Unlike Klinkhammer, Korpikoski managed to play in the NHL after playing for the Edmonton Oilers. After six season with the Coyotes where he would tally 62 goals and 83 assists, Arizona traded Korpikoski to the Oilers in for Boyd Gordon. After scoring ten goals and twelve assists during the 2015-16 season the Oilers would buy out the remaining year of Korpikoski’s four-year, $10 million contract. He would sign a one-year deal with the Dallas Stars, splitting the 2016-17 season between Dallas and the Columbus Blue Jackets.

Korpikoski would sign on with the ZSC Lions in the Swiss National League and has also played with TPS Turku in the SM-Iiiga league in Finland.

Boyd Gordon

After spending seven seasons with the Washington Capitals, Boyd Gordon found success with the Phoenix Coyotes as a penalty killer and one of the best faceoff artists on the team. The Oilers would sign Gordon as a free agent to a three-year, $9 million deal, but after two years they were ready to move him. The Coyotes would eventually reacquire him in the previously mentioned Korpikoski trade, and he would play in 64 games with Arizona registering two goals and two assists. During the 2016 offseason he would sign a one-year deal with the Philadelphia Flyers, only playing in thirteen games with the Flyers and spending time with the Lehigh Valley Phantoms.

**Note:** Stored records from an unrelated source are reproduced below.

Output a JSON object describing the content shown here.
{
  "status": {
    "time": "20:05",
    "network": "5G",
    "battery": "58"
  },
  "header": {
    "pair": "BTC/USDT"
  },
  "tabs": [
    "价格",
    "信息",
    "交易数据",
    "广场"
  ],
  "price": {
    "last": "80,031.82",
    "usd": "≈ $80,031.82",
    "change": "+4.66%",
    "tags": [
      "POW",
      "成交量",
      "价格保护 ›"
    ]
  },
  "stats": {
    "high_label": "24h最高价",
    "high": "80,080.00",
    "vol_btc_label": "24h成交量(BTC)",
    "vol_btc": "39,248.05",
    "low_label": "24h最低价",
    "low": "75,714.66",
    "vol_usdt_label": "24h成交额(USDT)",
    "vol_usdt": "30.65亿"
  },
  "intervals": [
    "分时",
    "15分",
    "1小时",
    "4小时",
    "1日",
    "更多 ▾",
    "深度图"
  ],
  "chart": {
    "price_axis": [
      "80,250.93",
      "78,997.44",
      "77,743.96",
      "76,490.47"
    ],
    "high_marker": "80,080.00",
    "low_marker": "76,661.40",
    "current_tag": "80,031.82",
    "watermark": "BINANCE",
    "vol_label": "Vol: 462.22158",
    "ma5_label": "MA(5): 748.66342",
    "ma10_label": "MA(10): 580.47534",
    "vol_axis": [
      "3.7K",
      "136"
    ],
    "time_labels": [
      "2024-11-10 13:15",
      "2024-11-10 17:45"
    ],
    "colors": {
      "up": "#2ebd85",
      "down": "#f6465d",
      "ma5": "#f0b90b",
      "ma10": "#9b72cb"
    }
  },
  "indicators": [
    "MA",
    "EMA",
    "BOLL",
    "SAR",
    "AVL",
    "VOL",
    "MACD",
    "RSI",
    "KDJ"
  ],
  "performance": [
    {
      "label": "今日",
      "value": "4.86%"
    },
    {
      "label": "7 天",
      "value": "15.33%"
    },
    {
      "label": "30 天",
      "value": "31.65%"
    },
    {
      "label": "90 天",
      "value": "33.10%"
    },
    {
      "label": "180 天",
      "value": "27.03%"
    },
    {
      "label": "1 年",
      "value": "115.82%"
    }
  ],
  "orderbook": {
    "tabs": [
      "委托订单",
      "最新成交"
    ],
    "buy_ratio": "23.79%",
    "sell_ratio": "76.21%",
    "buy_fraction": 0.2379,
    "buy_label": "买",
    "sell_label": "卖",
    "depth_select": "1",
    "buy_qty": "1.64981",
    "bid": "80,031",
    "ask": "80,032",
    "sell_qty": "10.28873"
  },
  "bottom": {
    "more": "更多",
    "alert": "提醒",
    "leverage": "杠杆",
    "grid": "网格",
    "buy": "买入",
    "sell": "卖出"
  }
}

Boyd Gordon appears to have retired from professional hockey and is not currently playing.

Ilya Bryzgalov

Ilya Bryzgalov will be remembered for some of the best quotes in hockey. But before he was pondering the nature of the universe on HBO he spent four season with the Coyotes as their starting goaltender. He would sign a humongous big nine-year, $41.88 million deal with the Philadelphia Flyers, which would prove to be a mistake for the Flyers. After two years into a nine year contract, his contract would be bought out and he would be out of a job. He would be one of six goaltenders to play for the Oilers during the 2013-14 season, along with another former goaltender Jason LaBabera. The Oilers traded him to the Minnesota Wild where he would play twelve games. The 2014-15 season would the end of Bryzgalov’s career, playing two games with the Norfolk Admirals and his final eight games in the NHL with the Anaheim Ducks.

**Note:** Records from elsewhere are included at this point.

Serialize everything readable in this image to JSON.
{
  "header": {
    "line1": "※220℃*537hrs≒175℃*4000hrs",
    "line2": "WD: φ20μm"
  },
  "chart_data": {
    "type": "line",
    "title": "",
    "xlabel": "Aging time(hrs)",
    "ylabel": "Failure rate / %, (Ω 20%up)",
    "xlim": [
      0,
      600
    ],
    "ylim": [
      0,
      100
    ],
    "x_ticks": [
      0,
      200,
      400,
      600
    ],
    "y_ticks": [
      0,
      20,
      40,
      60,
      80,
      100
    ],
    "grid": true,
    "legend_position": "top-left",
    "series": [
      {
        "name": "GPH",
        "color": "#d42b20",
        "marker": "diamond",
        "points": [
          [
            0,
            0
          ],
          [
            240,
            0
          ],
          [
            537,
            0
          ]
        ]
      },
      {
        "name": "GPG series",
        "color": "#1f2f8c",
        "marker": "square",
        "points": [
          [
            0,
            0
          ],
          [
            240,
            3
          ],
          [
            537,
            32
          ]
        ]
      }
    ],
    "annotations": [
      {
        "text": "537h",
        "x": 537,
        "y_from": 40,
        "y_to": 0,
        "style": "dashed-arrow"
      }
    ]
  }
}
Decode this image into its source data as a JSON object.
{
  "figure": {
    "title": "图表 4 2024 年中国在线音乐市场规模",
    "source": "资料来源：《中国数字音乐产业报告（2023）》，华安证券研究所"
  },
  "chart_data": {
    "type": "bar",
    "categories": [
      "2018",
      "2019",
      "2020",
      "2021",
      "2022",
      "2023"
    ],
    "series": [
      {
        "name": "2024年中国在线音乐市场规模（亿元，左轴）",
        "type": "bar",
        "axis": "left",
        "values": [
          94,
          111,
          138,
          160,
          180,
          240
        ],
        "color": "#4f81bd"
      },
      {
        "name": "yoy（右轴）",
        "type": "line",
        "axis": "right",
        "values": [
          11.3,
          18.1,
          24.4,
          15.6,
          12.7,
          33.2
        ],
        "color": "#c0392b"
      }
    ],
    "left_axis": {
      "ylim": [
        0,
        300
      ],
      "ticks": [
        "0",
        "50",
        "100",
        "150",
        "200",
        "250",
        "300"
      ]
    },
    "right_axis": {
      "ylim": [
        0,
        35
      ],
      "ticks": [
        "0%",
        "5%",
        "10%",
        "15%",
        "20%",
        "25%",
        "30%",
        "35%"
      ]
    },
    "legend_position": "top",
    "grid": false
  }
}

Bryzgalov hasn’t played professional hockey since finishing his career in Anaheim, although he has been active. For a deeper dive check out Pucks of a Feather’s look into his career and life beyond.

Jason LaBarbera

LaBarbera spent four season with the Coyotes, backing up both Ilya Bryzgalov and Mike Smith after he was brought in. Before Smith’s first training camp there was talk of it being anyone’s crease, so Barbs could have potentially been the starter if Mike Smith hadn’t found massive success in his first season with the Coyotes. He would sign with the Oilers where he would back up Devan Dubnyk during Dubnyk’s last season in Edmonton. LaBarbera would get traded to the Chicago Blackhawks during the 2013-14 season where he would play for the Rockford Icehogs exclusively. He would play his last five games in the NHL with the Anaheim Ducks during the 2014-15 season, a season that also saw him play with the Norfolk Admirals. LaBarbera would ultimately sign with the Philadelphia Flyers during the 2015 offseason spending the entire season with the Lehigh Valley Phantoms.

Since retiring from playing Jason LaBarbera has been the goaltending coach of the Calgary Hitmen of the WHL.

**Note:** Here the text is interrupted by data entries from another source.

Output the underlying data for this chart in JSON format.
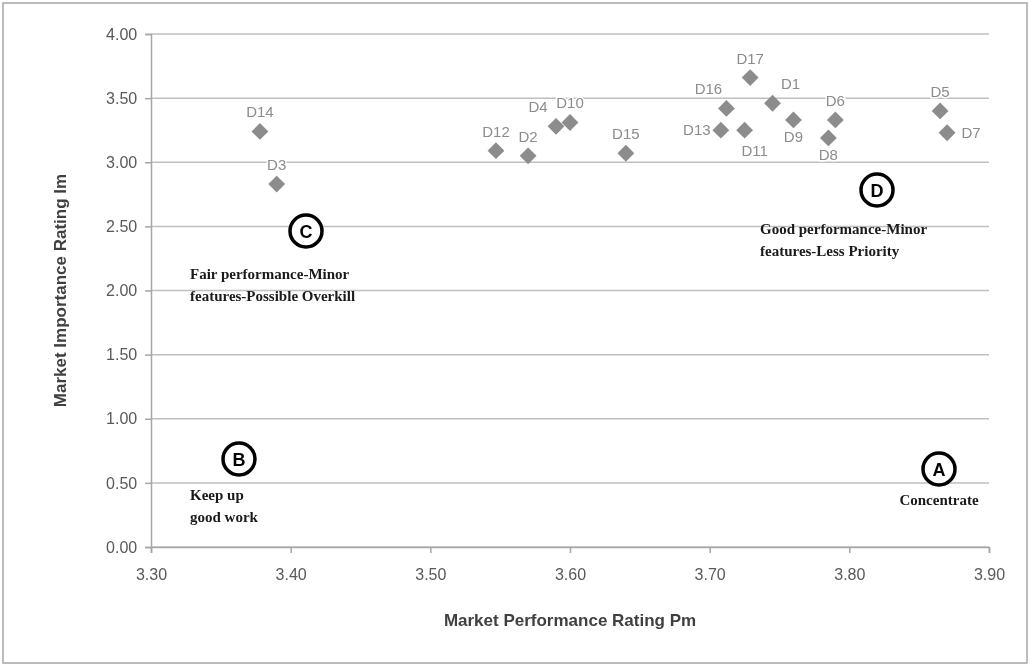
{
  "chart_data": {
    "type": "scatter",
    "xlabel": "Market Performance Rating Pm",
    "ylabel": "Market Importance Rating Im",
    "xlim": [
      3.3,
      3.9
    ],
    "ylim": [
      0,
      4
    ],
    "xticks": [
      {
        "value": 3.3,
        "label": "3.30"
      },
      {
        "value": 3.4,
        "label": "3.40"
      },
      {
        "value": 3.5,
        "label": "3.50"
      },
      {
        "value": 3.6,
        "label": "3.60"
      },
      {
        "value": 3.7,
        "label": "3.70"
      },
      {
        "value": 3.8,
        "label": "3.80"
      },
      {
        "value": 3.9,
        "label": "3.90"
      }
    ],
    "yticks": [
      {
        "value": 0,
        "label": "0.00"
      },
      {
        "value": 0.5,
        "label": "0.50"
      },
      {
        "value": 1,
        "label": "1.00"
      },
      {
        "value": 1.5,
        "label": "1.50"
      },
      {
        "value": 2,
        "label": "2.00"
      },
      {
        "value": 2.5,
        "label": "2.50"
      },
      {
        "value": 3,
        "label": "3.00"
      },
      {
        "value": 3.5,
        "label": "3.50"
      },
      {
        "value": 4,
        "label": "4.00"
      }
    ],
    "grid": "y",
    "legend": false,
    "marker": "diamond",
    "series": [
      {
        "name": "D1",
        "color": "#8c8c8c",
        "x": [
          3.745
        ],
        "values": [
          3.46
        ]
      },
      {
        "name": "D2",
        "color": "#8c8c8c",
        "x": [
          3.57
        ],
        "values": [
          3.05
        ]
      },
      {
        "name": "D3",
        "color": "#8c8c8c",
        "x": [
          3.39
        ],
        "values": [
          2.83
        ]
      },
      {
        "name": "D4",
        "color": "#8c8c8c",
        "x": [
          3.59
        ],
        "values": [
          3.28
        ]
      },
      {
        "name": "D5",
        "color": "#8c8c8c",
        "x": [
          3.865
        ],
        "values": [
          3.4
        ]
      },
      {
        "name": "D6",
        "color": "#8c8c8c",
        "x": [
          3.79
        ],
        "values": [
          3.33
        ]
      },
      {
        "name": "D7",
        "color": "#8c8c8c",
        "x": [
          3.87
        ],
        "values": [
          3.23
        ]
      },
      {
        "name": "D8",
        "color": "#8c8c8c",
        "x": [
          3.785
        ],
        "values": [
          3.19
        ]
      },
      {
        "name": "D9",
        "color": "#8c8c8c",
        "x": [
          3.76
        ],
        "values": [
          3.33
        ]
      },
      {
        "name": "D10",
        "color": "#8c8c8c",
        "x": [
          3.6
        ],
        "values": [
          3.31
        ]
      },
      {
        "name": "D11",
        "color": "#8c8c8c",
        "x": [
          3.725
        ],
        "values": [
          3.25
        ]
      },
      {
        "name": "D12",
        "color": "#8c8c8c",
        "x": [
          3.547
        ],
        "values": [
          3.09
        ]
      },
      {
        "name": "D13",
        "color": "#8c8c8c",
        "x": [
          3.708
        ],
        "values": [
          3.25
        ]
      },
      {
        "name": "D14",
        "color": "#8c8c8c",
        "x": [
          3.378
        ],
        "values": [
          3.24
        ]
      },
      {
        "name": "D15",
        "color": "#8c8c8c",
        "x": [
          3.64
        ],
        "values": [
          3.07
        ]
      },
      {
        "name": "D16",
        "color": "#8c8c8c",
        "x": [
          3.712
        ],
        "values": [
          3.42
        ]
      },
      {
        "name": "D17",
        "color": "#8c8c8c",
        "x": [
          3.729
        ],
        "values": [
          3.66
        ]
      }
    ],
    "annotations": [
      "C",
      "Fair performance-Minor features-Possible Overkill",
      "D",
      "Good performance-Minor features-Less Priority",
      "B",
      "Keep up good work",
      "A",
      "Concentrate"
    ]
  }
}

So what can we learn from all of this? For many of these players their time with the Coyotes was the high point of their careers and they would struggle when removed from Arizona’s system. Going to Edmonton wasn’t always a career killer, but it ended up coinciding with the decline of their NHL careers. Edmonton hasn’t been the best run organization over the past few years, but the fact that Edmonton acquired a lot of players who didn’t have NHL careers after playing for them is telling. Probably the biggest lesson though is if you have played for the Coyotes you should probably avoid signing with Edmonton, and if you can work that into your free agent contract it will probably help you out. As for Tobias Rieder, he will hopefully be able to find success post-Edmonton.